OAI13 : Au niveau des droits d’auteur, ce genre de réappropriation est-elle autorisée ?
M-B : Cette question est effectivement primordiale. J’ai deux réponses. Il existe aujourd’hui une technique appelée le Machinima, qui vous permet de vous réapproprier un jeu pour en faire un film. Les éditeurs, notamment EA et Rockstar (la série des GTA), ont largement profité de ces détournements de jeu à des fins de communication. D’une part, de nombreux joueurs créent des objets artistiques à partir du travail d’autrui, mais d’un autre côté, ils bénéficient largement de cette visibilité. Ensuite, d’un point de vue plus théorique, le numérique permet aujourd’hui une reproductibilité encore plus accrue. Cette question est clairement au cœur de nos XXe et XXIe siècles. Mais aujourd’hui, cette reproductibilité prend une valeur sur le marché de l’art : la photographie se porte presque mieux que l’art contemporain. Ces œuvres réalisées dans les univers virtuels vont bientôt avoir une vraie place sur le marché de l’art. Après, d’un point de vue pratique, nous n’avons pour le moment pas de réponse à la problématique du droit d’auteur.
OAI13 : Pour vous, y a-t-il un stade au-delà des univers virtuels ?
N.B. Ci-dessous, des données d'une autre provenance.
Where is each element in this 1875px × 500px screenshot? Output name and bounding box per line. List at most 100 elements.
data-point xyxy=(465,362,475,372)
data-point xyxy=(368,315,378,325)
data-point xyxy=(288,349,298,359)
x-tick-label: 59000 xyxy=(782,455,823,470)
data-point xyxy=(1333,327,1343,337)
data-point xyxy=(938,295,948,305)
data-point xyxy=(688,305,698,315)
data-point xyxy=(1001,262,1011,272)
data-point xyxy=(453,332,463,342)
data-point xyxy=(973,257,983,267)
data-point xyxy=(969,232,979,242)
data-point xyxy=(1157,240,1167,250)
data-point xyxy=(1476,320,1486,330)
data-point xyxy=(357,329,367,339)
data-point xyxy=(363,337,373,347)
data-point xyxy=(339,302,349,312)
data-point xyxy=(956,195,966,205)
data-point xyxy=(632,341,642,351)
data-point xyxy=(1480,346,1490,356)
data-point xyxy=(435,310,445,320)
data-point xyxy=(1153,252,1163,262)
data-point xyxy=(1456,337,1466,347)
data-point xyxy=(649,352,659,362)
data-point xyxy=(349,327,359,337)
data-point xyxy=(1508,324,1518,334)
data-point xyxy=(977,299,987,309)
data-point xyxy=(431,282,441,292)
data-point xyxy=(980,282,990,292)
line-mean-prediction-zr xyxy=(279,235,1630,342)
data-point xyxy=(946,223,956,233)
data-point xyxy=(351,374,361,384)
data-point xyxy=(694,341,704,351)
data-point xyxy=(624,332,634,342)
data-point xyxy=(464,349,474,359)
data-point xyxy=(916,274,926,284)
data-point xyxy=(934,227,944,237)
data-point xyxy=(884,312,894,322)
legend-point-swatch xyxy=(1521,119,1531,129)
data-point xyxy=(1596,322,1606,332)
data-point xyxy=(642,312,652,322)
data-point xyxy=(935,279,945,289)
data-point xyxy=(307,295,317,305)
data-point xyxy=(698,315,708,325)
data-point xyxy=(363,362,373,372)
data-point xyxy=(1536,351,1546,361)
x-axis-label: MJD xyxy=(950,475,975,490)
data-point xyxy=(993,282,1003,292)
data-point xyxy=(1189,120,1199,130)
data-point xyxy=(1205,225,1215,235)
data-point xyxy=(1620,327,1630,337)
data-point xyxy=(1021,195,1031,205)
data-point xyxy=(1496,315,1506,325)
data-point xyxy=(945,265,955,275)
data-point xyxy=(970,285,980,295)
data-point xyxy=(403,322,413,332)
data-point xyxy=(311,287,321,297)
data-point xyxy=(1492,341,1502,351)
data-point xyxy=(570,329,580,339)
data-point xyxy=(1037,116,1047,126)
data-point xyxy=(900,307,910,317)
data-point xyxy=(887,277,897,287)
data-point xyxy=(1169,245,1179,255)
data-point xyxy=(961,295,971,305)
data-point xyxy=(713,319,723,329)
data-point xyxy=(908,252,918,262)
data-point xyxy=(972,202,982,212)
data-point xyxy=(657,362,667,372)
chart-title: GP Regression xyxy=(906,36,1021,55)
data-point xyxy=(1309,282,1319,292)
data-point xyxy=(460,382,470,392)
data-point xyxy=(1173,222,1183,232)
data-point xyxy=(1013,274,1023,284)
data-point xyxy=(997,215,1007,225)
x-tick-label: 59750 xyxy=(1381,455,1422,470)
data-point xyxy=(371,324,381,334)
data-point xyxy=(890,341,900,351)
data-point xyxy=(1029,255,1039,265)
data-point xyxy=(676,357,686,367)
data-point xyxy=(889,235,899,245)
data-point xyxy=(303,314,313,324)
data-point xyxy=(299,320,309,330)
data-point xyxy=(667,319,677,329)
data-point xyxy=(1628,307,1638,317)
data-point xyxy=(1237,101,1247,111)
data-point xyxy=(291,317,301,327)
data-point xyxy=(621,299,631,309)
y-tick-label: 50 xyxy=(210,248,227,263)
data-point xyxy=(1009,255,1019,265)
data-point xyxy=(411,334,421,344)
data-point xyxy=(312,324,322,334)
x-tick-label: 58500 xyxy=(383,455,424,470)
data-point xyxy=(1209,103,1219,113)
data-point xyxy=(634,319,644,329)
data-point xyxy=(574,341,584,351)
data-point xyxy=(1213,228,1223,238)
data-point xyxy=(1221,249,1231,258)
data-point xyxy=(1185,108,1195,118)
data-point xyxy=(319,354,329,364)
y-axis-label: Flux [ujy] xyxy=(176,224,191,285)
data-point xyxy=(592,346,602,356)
M-B : Pour moi l’étape suivante, c’est celle de l’invisible. Depuis 2011 je m’intéresse aux nanotechnologies. Je pense que ce domaine est très intéressant à la fois d’un point de vue social mais aussi d’un point de vue artistique. Les nanotechnologies pourraient beaucoup apporter à cet inattendu qu’on attend de l’art.